Według słownika synonimów rolnik to inaczej chłop, gospodarz, plantator lub farmer. Pogardliwe określenia to wieśniak, burak i kmieć. Zdaniem ministra rolnictwa Marka Sawickiego polscy rolnicy to frajerzy.
Zamiast sprzedawać jabłka po 27 groszy, oddają je za 12. Taką cenę proponują przetwórcy. Skoro rolnicy się zgodzili, to już jest ich wina – „Są frajerami. Ja szanuję biznesmenów, a nie frajerów. Jeśli zaproponowaliśmy już w połowie sierpnia instrument wycofania z rynku, w którym za jabłka proponujemy 27 groszy, a frajerzy wiozą jabłka na przetwórstwo po 12-14 groszy, ich wybór. Wolny kraj, demokracja”.
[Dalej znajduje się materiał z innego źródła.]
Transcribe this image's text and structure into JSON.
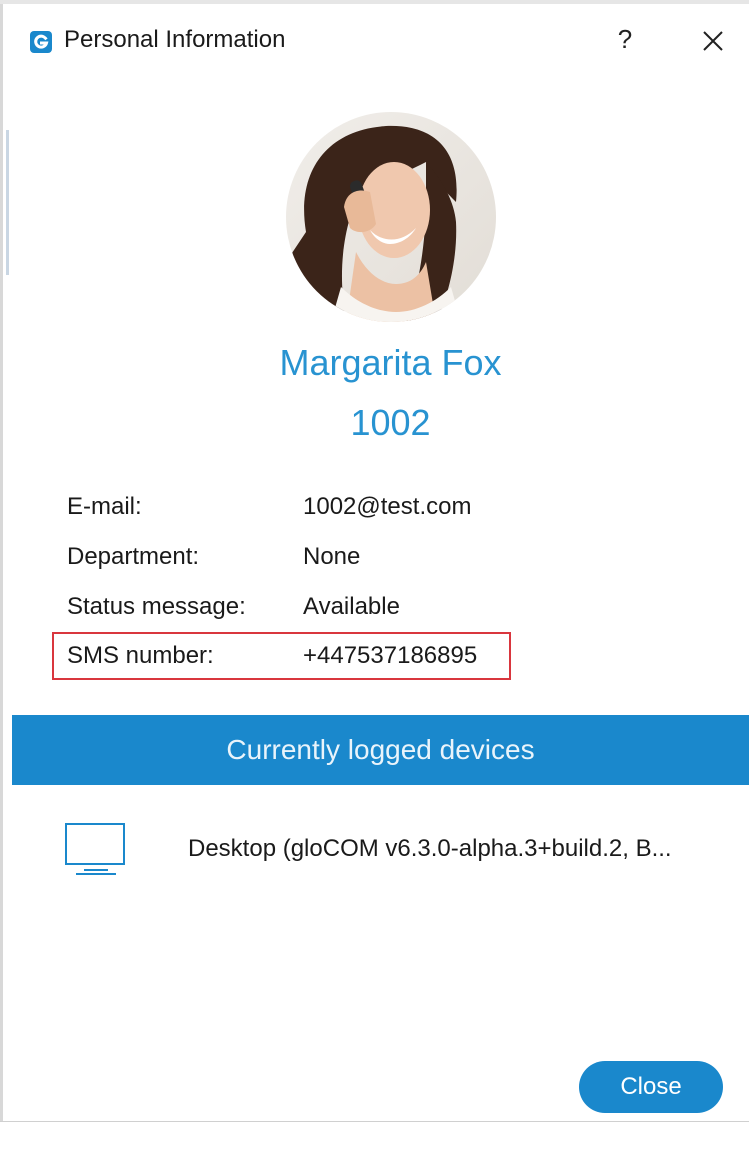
{
  "window": {
    "title": "Personal Information",
    "help_label": "?",
    "app_icon": "gloCOM-logo-icon",
    "close_icon": "close-icon"
  },
  "profile": {
    "name": "Margarita Fox",
    "extension": "1002",
    "avatar": "avatar-photo"
  },
  "info": [
    {
      "label": "E-mail:",
      "value": "1002@test.com"
    },
    {
      "label": "Department:",
      "value": "None"
    },
    {
      "label": "Status message:",
      "value": "Available"
    },
    {
      "label": "SMS number:",
      "value": "+447537186895"
    }
  ],
  "devices": {
    "header": "Currently logged devices",
    "items": [
      {
        "icon": "monitor-icon",
        "label": "Desktop (gloCOM v6.3.0-alpha.3+build.2, B..."
      }
    ]
  },
  "footer": {
    "close_label": "Close"
  },
  "colors": {
    "accent": "#1a88cc",
    "name_text": "#2893d1",
    "highlight": "#d9363e"
  }
}
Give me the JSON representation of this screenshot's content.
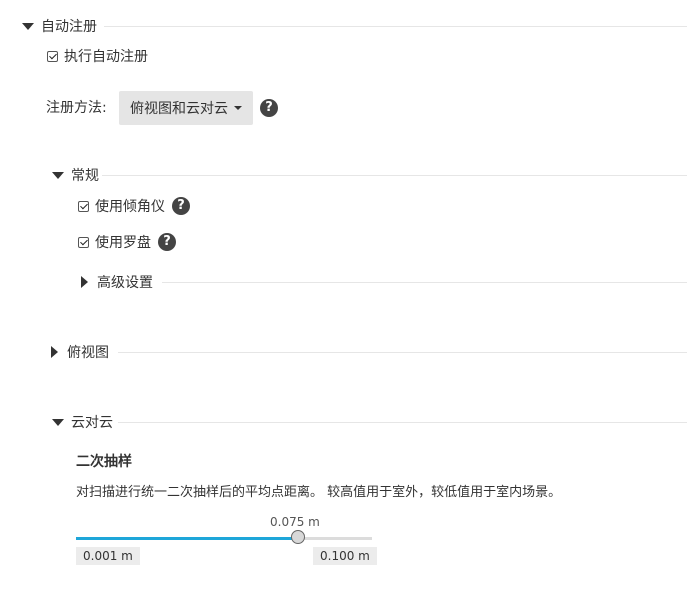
{
  "auto_register": {
    "title": "自动注册",
    "execute_label": "执行自动注册",
    "execute_checked": true,
    "method_label": "注册方法:",
    "method_value": "俯视图和云对云"
  },
  "general": {
    "title": "常规",
    "use_inclinometer": "使用倾角仪",
    "use_compass": "使用罗盘",
    "advanced": "高级设置"
  },
  "top_view": {
    "title": "俯视图"
  },
  "cloud_to_cloud": {
    "title": "云对云",
    "subsample_title": "二次抽样",
    "subsample_desc": "对扫描进行统一二次抽样后的平均点距离。 较高值用于室外，较低值用于室内场景。",
    "slider": {
      "value_label": "0.075 m",
      "min_label": "0.001 m",
      "max_label": "0.100 m",
      "fraction": 0.75
    }
  },
  "colors": {
    "accent": "#1ea6d9"
  },
  "icons": {
    "help": "?"
  }
}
Wywód logiczny, prosty i obiektywny. Nareszcie ktoś powiedział prawdę prosto w oczy. Idąc za tropem myślenia pana ministra, takich frajerów jest znacznie więcej. Największymi frajerami są w Polsce emeryci i renciści. Przecież nikt im nie karze brać tych kilkuset złotych. Zawsze mogą się postawić. Zostało by więcej pieniędzy w budżecie. Nauczyciele, lekarze i pielęgniarki też ciągle narzekają na liche pensje. Kto ich zmusza, żeby się na to godzili? Najlepiej będzie jak podziękują za takie ochłapy. Podobnie absolwenci szkół średnich i wyższych uczelni.
Reporter Wtyczki przeprowadził błyskawiczną sondę wśród rolników, czy te słowa ich obrażają. Większość rolników przyznała ministrowi rację. Uważają, że faktycznie są frajerami, bo nikt z nich nie został ministrem.